The guidelines from the Ministry have come days after the Indian Council of Medical Research (ICMR) Director-General Dr Balram Bhargava said that pregnant women can be vaccinated against the COVID-19 pandemic. According to reports, the ministry has unveiled a fact sheet to inculcate the frontline workers and vaccinators on counselling pregnant women about the importance of vaccines and precautions of the pandemic. This TNS Explainer takes the pregnant women on how and why they should receive the vaccine, as per the guidelines.
According to the face sheet, a frontline worker or a vaccinator needs to counsel pregnant women on the precautions and availability of the COVID-19 vaccine doses. The face sheet has presented a questions-answers module for the frontline workers and vaccinators for counselling the pregnant women and it asserts that over 95 per cent of COVID-19 positive mothers have been in good health at the time of giving birth.
On the front of why should pregnant women receive the vaccine, the health ministry has expressed concern that the viral infection may affect the fetus too. The statement from the Health Ministry has come in the albeit of data that more than 90 per cent of infected pregnant women recover from the pandemic without getting hospitalized. Though every case is not susceptible, women must guard them as well as the fetus and it is advised that they should receive the COVID-19 vaccine.
How to register? To receive the vaccine doses, all pregnant women must register themselves on the CoWIN portal or they can register a slot for the vaccination by visiting the nearby COVID-19 vaccination centre. The health ministry has asserted that the pregnancy won't increase the risk of COVID-19 infection. However, it didn't fit all the cases as if pregnant women have comorbidities including high blood pressure and obesity, they would be vulnerable to severe illness due to the pandemic.
The illness would push them for hospitalization which will further affect the fetus. If a pregnant woman can get the receive the vaccine being under the treatment for the pandemic? The health ministry underlines that if a woman has contracted the pandemic during her current pregnancy, she should be vaccinated soon after the delivery. On the front of side-effects that pregnant women may face after receiving the vaccine doses, the face sheet has stated that the COVID-19 vaccines are safe and protect pregnant women against the COVID-19 illness.

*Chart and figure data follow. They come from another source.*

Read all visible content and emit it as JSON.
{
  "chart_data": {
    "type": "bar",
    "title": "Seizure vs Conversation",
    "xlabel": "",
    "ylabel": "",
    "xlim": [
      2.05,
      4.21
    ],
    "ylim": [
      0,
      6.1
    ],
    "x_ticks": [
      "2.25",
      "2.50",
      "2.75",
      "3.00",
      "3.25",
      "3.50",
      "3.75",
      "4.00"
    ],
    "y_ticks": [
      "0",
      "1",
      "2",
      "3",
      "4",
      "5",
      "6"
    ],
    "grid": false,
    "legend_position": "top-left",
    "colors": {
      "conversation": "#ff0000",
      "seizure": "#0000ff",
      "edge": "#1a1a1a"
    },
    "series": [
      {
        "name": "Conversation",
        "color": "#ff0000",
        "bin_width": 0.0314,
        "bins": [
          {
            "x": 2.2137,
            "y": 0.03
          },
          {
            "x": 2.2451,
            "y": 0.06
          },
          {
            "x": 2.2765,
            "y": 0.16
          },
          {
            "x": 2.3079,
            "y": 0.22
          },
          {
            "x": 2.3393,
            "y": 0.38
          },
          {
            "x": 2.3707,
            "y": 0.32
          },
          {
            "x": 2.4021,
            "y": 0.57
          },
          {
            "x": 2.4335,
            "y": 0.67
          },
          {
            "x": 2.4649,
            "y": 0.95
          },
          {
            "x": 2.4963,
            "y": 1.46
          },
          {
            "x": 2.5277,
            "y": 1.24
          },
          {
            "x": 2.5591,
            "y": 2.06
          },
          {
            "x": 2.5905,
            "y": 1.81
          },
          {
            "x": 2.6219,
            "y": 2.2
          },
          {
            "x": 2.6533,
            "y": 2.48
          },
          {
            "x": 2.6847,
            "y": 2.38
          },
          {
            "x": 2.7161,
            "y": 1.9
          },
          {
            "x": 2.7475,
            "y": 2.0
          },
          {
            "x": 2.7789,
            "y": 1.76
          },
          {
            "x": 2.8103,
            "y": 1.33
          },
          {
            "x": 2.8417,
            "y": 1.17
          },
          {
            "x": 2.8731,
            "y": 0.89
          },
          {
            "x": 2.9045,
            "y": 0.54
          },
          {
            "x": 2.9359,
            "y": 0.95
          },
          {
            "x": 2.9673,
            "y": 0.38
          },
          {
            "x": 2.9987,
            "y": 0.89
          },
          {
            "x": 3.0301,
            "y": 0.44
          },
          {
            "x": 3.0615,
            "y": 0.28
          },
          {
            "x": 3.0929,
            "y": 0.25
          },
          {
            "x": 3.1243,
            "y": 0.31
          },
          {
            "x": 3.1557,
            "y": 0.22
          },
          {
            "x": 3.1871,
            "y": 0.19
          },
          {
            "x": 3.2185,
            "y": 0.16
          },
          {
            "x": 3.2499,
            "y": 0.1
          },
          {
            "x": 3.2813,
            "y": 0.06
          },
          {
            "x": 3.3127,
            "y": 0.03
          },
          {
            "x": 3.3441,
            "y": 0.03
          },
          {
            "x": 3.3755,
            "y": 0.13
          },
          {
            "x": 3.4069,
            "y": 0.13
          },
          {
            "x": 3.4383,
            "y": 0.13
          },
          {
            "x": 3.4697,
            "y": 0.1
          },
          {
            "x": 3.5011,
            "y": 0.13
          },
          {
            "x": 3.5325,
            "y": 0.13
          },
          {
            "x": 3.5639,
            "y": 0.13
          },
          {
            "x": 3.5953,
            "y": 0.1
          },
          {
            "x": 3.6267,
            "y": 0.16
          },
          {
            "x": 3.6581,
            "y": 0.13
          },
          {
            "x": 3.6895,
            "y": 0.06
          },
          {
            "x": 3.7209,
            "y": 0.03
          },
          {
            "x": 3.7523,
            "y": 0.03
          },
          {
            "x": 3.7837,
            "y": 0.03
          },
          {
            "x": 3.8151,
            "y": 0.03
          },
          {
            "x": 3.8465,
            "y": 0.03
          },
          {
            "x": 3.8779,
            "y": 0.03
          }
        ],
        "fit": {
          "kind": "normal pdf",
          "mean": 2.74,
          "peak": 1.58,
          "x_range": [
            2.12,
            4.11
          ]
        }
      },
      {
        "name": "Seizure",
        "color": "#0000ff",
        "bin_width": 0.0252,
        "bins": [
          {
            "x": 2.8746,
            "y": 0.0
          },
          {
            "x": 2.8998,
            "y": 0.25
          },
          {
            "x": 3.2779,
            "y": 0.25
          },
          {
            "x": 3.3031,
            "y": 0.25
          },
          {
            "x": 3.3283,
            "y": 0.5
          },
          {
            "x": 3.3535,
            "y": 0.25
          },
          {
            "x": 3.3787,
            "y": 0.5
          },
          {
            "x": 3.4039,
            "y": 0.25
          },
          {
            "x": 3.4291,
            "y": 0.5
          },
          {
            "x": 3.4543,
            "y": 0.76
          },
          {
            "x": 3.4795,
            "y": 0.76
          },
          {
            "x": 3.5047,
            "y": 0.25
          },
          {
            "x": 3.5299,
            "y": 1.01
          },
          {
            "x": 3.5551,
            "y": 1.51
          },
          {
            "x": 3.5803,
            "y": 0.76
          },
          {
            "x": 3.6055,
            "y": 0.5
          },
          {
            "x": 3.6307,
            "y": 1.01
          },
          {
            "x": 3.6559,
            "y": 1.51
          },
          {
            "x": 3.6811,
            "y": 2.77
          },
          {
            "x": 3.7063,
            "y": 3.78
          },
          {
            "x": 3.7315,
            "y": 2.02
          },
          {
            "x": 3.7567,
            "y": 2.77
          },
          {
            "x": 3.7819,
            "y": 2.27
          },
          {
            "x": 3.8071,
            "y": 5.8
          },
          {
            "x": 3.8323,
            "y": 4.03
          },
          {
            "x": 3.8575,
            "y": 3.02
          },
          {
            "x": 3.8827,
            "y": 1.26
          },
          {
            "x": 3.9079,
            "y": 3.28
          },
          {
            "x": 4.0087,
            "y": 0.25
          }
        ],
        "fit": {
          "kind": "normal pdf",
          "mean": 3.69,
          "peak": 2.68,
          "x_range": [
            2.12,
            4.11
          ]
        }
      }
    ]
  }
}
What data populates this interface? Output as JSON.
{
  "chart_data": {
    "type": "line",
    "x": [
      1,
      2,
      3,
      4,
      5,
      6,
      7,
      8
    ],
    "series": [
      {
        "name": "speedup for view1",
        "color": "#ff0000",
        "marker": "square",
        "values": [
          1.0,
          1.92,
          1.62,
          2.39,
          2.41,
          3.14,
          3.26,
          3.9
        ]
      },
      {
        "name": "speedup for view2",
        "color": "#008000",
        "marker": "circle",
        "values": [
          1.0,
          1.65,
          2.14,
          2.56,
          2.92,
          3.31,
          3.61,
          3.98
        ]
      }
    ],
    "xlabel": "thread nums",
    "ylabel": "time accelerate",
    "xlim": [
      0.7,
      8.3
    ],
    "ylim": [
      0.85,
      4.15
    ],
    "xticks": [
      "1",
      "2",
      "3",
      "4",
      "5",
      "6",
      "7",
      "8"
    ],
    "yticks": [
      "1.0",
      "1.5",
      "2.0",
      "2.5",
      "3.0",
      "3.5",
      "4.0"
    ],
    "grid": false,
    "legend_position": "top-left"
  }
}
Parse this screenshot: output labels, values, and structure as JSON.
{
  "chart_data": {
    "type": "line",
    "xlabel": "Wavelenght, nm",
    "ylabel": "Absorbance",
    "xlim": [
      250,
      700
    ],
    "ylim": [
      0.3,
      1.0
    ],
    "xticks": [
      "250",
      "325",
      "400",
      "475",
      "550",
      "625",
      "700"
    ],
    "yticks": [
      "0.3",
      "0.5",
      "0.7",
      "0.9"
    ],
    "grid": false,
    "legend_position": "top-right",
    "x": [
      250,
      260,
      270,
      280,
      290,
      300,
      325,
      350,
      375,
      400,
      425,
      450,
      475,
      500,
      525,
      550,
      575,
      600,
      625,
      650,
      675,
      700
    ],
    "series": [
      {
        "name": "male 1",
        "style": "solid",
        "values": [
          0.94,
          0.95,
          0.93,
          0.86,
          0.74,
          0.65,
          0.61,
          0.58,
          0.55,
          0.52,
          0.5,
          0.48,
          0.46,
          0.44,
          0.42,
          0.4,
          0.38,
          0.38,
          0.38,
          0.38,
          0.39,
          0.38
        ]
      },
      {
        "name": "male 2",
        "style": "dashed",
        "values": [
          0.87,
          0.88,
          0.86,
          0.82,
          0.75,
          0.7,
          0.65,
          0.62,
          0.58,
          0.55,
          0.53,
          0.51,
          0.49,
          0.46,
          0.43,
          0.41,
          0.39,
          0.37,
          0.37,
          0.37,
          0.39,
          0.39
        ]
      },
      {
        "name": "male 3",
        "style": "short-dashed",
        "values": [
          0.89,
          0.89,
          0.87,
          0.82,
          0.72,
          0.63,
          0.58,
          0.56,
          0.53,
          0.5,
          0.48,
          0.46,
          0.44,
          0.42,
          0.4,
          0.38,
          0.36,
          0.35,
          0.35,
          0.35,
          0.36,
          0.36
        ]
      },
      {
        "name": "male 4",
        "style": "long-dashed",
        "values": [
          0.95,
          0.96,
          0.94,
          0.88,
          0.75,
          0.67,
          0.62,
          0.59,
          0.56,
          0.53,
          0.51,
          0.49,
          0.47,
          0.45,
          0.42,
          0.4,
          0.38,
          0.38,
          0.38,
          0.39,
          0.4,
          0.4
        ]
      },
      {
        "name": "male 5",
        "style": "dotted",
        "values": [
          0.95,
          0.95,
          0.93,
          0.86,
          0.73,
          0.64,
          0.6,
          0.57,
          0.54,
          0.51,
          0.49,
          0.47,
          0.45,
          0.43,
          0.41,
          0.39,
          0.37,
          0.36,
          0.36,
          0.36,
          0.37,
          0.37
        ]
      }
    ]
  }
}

A vaccine may have side effects, like any medicine, which would have minor adverse effects like mild fever, feeling discomfort for two to three days, and pain at the injection site. The fact sheet said that pregnant women may very rarely experience some symptoms within twenty days after getting the COVID-19 vaccination which may require immediate attention.
The fact sheet further highlighted that in some cases, the COVID-19 infections in pregnancy may increase the possibilities of premature delivery and the infant's weight might be less than 2.5 kg and the baby might die before birth in rare situations. To guard from such complications, the experts say that pregnant women can and must receive the COVID-19 vaccine doses. The experts further say pregnant women should be given priority at Covid vaccination sites.
They note that the lead vaccines in India -Covaxin and Covishield do not contain any live virus and there is no biological indicator in the vaccines to cause COVID-19 infection in the mother and fetus and there would be no transmission during pregnancy or through breast milk. Overall, 'prevention is better than cure' applies for pregnant women and everyone and she and her family members should adhere to the COVID-19 guidelines like wearing a double mask, observing physical distancing, and practising frequent hand hygiene.